2.日本一の産出量を誇った金山

 「高玉金山」は、安土桃山時代から天正年間(1573〜1591年)において、会津藩領主・芦名盛興によって開山され、以後昭和51年の閉山まで4世紀の歴史を持つ金山である。開山したころ、時はまさに戦国時代。諸大名は生き残りをかけ、武器や兵隊の調達、また献上物として、財源確保のための金銀獲得は重要であったことから、金山開発を奨励していた。それを裏付けるように芦名盛興は、この「高玉金山」以外にも加納、高旗、佐渡と次々に発掘。

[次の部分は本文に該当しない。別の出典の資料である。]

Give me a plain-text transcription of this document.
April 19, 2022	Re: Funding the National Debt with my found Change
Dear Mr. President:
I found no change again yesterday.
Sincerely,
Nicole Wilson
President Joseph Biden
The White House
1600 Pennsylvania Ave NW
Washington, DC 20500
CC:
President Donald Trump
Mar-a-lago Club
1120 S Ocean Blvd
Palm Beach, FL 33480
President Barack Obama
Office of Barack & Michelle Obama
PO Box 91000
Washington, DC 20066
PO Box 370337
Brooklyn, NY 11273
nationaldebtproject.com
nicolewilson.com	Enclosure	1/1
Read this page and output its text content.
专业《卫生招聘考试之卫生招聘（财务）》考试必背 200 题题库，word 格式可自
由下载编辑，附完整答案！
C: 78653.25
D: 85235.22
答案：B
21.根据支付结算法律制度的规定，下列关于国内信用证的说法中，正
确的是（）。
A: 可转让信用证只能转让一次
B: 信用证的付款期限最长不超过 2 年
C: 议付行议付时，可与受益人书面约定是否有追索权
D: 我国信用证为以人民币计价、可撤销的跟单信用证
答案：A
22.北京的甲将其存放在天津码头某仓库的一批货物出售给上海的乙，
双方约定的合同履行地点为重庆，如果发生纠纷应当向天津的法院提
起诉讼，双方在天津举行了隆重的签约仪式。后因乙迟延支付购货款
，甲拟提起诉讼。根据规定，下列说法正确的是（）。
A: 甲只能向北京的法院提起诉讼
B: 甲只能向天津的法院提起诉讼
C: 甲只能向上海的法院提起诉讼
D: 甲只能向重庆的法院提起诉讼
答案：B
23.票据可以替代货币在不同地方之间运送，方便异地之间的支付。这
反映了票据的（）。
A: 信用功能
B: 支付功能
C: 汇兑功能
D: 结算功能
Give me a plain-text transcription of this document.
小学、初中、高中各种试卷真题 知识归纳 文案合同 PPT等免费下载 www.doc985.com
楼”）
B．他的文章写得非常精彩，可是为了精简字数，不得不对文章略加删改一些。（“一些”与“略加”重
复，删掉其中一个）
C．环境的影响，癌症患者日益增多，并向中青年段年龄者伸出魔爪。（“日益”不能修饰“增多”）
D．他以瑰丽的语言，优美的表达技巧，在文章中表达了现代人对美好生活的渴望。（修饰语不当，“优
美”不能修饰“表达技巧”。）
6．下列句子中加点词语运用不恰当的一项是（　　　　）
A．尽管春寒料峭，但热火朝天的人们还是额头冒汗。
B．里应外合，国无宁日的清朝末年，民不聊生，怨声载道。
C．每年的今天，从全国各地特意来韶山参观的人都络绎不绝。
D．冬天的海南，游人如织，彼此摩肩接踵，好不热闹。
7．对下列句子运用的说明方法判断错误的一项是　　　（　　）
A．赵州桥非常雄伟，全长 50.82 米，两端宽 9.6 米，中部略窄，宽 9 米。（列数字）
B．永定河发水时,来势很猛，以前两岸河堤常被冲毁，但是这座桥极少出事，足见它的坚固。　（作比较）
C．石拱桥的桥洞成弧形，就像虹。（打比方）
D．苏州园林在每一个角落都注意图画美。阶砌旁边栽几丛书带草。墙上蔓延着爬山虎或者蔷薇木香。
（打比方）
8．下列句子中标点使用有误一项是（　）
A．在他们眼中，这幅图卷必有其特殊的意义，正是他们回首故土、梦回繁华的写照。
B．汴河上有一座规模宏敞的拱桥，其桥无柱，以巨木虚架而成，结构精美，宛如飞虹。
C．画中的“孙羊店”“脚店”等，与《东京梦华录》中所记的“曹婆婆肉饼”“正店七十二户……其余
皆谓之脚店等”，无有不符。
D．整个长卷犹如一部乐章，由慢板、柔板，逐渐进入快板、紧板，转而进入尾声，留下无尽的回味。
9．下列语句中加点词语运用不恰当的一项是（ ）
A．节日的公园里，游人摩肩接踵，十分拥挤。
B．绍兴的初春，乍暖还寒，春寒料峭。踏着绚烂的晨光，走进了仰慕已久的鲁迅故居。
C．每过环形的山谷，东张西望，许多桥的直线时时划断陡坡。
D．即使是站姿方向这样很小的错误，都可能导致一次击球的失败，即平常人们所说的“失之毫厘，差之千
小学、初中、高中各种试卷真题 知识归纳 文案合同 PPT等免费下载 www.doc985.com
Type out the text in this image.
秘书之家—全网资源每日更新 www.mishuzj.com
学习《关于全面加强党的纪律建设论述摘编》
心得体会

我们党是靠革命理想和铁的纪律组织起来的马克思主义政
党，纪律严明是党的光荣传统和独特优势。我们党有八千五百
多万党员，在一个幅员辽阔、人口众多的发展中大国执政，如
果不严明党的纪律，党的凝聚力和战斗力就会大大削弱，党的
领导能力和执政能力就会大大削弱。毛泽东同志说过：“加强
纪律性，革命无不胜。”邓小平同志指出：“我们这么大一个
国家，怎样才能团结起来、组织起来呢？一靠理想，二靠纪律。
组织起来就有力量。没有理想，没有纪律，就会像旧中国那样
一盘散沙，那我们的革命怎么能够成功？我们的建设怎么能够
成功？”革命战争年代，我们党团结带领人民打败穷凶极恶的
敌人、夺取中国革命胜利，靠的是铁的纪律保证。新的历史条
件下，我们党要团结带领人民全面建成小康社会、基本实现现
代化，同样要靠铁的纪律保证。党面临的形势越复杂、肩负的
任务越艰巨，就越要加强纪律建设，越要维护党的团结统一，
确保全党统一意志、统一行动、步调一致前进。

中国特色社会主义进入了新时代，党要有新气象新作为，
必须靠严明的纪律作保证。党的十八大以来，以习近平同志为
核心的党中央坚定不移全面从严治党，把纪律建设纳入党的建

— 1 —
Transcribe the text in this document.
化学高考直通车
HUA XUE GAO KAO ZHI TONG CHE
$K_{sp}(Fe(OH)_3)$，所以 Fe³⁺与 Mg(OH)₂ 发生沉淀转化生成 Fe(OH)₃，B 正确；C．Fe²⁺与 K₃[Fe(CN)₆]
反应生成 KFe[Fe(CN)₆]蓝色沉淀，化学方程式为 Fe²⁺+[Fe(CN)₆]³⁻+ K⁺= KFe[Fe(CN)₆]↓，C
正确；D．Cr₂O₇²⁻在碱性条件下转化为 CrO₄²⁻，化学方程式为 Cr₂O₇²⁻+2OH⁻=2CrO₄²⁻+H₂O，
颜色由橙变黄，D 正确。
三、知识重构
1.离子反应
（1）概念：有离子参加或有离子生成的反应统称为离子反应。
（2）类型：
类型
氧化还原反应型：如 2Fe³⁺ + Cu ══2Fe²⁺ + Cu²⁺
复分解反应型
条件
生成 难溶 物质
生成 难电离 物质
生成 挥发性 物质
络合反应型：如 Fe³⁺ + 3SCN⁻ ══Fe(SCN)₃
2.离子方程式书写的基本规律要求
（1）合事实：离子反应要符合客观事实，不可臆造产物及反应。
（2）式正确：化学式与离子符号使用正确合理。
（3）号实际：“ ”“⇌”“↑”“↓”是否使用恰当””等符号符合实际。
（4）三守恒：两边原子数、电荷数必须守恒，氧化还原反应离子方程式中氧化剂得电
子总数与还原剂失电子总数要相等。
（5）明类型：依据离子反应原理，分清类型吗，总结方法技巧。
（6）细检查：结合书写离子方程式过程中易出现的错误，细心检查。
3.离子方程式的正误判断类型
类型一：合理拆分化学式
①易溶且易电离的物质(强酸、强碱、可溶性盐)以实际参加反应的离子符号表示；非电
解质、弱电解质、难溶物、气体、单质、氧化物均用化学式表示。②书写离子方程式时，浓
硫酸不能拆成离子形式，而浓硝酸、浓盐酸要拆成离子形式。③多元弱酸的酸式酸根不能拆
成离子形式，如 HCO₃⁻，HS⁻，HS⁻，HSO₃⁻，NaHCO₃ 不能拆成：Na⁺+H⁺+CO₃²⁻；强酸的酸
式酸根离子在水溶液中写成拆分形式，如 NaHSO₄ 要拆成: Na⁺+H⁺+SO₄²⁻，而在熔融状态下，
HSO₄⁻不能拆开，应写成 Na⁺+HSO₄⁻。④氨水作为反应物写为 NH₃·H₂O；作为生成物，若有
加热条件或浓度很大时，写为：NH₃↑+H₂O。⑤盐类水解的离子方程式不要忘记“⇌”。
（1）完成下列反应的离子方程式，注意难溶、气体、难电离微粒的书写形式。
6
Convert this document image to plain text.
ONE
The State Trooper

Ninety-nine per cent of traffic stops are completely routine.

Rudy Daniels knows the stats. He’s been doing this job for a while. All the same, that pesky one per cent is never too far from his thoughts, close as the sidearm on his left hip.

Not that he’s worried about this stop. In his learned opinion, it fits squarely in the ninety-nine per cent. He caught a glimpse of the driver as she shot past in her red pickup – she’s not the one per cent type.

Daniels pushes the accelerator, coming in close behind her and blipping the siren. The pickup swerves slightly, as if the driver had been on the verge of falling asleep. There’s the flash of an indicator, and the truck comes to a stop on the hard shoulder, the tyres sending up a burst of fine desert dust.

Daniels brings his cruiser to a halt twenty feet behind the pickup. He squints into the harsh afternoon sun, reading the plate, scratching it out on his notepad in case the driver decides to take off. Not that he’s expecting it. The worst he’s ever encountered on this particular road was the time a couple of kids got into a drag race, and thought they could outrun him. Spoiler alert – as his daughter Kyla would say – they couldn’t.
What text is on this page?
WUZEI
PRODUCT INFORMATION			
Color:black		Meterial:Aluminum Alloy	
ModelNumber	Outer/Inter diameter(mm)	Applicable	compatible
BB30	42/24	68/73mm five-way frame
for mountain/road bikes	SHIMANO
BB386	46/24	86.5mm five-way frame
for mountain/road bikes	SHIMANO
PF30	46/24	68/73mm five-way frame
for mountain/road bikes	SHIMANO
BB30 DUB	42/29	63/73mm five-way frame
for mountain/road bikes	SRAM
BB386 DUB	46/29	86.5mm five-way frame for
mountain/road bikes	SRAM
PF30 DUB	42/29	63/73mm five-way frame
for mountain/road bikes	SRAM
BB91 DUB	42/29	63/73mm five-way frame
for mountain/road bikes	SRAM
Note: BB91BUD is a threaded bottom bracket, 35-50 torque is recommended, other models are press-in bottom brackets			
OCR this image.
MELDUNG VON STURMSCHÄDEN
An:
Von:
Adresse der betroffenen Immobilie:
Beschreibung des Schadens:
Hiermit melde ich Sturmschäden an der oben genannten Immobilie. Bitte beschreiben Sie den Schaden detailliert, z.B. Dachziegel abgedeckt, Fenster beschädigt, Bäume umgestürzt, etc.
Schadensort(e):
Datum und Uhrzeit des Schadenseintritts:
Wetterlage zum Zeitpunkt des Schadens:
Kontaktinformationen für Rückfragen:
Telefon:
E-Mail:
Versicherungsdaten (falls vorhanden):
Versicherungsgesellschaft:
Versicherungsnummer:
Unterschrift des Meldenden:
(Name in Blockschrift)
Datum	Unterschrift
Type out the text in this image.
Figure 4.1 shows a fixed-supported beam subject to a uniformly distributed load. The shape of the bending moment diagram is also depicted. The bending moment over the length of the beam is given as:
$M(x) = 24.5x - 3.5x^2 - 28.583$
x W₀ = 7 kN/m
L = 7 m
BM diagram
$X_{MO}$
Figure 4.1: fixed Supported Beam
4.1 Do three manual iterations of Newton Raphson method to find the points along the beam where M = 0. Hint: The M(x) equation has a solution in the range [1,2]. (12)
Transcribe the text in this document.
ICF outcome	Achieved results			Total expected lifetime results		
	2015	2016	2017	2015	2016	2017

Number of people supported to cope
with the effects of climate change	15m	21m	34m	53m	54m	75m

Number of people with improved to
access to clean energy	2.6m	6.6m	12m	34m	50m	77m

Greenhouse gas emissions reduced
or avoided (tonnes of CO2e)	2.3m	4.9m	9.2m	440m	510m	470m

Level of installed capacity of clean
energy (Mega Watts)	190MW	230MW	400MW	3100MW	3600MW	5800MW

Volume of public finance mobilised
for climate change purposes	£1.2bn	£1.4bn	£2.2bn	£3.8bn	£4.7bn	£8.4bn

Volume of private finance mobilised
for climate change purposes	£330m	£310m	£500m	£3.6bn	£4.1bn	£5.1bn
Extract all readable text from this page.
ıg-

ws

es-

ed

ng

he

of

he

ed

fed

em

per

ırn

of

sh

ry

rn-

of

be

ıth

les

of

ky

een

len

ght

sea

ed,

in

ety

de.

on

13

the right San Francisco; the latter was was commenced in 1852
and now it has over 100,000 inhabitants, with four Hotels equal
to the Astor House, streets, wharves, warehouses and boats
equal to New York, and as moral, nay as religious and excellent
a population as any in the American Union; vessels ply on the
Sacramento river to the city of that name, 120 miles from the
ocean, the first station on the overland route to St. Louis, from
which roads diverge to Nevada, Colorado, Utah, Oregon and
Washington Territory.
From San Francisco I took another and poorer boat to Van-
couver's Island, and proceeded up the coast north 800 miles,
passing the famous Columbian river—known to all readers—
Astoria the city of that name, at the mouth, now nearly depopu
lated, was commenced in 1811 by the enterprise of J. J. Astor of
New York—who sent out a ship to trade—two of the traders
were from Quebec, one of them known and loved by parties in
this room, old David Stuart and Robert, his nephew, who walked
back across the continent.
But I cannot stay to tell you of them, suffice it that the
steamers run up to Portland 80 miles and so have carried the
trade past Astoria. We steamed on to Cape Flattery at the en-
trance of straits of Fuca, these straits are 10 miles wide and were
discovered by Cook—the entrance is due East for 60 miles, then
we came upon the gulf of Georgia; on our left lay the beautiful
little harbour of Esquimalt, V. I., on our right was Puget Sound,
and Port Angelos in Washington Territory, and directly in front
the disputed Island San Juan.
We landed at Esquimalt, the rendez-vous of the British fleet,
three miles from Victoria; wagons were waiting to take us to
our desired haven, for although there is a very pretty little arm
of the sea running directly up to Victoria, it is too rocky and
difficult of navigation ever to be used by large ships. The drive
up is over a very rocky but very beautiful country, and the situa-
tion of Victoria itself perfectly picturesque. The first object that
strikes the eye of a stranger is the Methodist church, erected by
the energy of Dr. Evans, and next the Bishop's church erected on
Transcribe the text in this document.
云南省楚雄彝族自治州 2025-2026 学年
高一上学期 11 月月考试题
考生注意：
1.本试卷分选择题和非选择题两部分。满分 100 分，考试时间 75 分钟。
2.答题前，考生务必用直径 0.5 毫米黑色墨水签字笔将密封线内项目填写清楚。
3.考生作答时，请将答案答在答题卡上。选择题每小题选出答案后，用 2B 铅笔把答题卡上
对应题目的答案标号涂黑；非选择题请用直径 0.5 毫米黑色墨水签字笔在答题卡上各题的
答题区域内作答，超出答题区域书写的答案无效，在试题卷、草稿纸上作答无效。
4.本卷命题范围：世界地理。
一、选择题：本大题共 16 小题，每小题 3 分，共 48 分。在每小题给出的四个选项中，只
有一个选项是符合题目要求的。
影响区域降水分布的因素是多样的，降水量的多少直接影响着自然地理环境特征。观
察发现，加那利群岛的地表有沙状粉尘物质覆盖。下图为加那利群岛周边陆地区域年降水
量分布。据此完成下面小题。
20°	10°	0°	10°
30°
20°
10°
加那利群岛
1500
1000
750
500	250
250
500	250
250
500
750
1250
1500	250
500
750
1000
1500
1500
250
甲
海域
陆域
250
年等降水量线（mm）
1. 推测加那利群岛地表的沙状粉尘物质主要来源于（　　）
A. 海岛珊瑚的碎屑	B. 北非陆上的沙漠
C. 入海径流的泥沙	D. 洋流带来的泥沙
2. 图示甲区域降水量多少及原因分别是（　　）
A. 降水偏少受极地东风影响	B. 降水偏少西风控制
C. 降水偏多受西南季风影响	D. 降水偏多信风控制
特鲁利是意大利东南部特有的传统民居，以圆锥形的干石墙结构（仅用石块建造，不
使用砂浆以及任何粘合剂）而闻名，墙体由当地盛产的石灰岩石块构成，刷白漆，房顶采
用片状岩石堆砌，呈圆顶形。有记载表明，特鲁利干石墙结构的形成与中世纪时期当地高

それらをあわせて、「芦名四金山」といわれている。

 江戸時代の様子は、はっきりしとした記述がみつからず、その衰勢は不明であるが、次ぐ「鉱山心得」(鉱山は全て明治政府の所有となる法律)を公布した明治時代には、国営化と同時に当時の近代的な金精錬法を導入。
 昭和4年(1929年)には、日本鉱業(日立鉱山)に払い下げられる。そしてピーク時の昭和10年(1935年)には年間1トン以上の金を産出し、日本一の金山として隆盛を極めた。
 戦後、昭和37年(1962年)には、日本鉱業の手を離れ、高玉鉱山(株)として再出発するが、エネルギー資源政策の転換による国内鉱山の縮小のすう勢には勝てず、昭和51年(1976年)金の総生産量28トン、銀280トン、採掘総延長約800kmで採鉱にピリオドを打った。それから20年後の、平成8年(1996年)に観光施設「ゴールドマイン高玉」としてよみがえったのである。(略年表参照)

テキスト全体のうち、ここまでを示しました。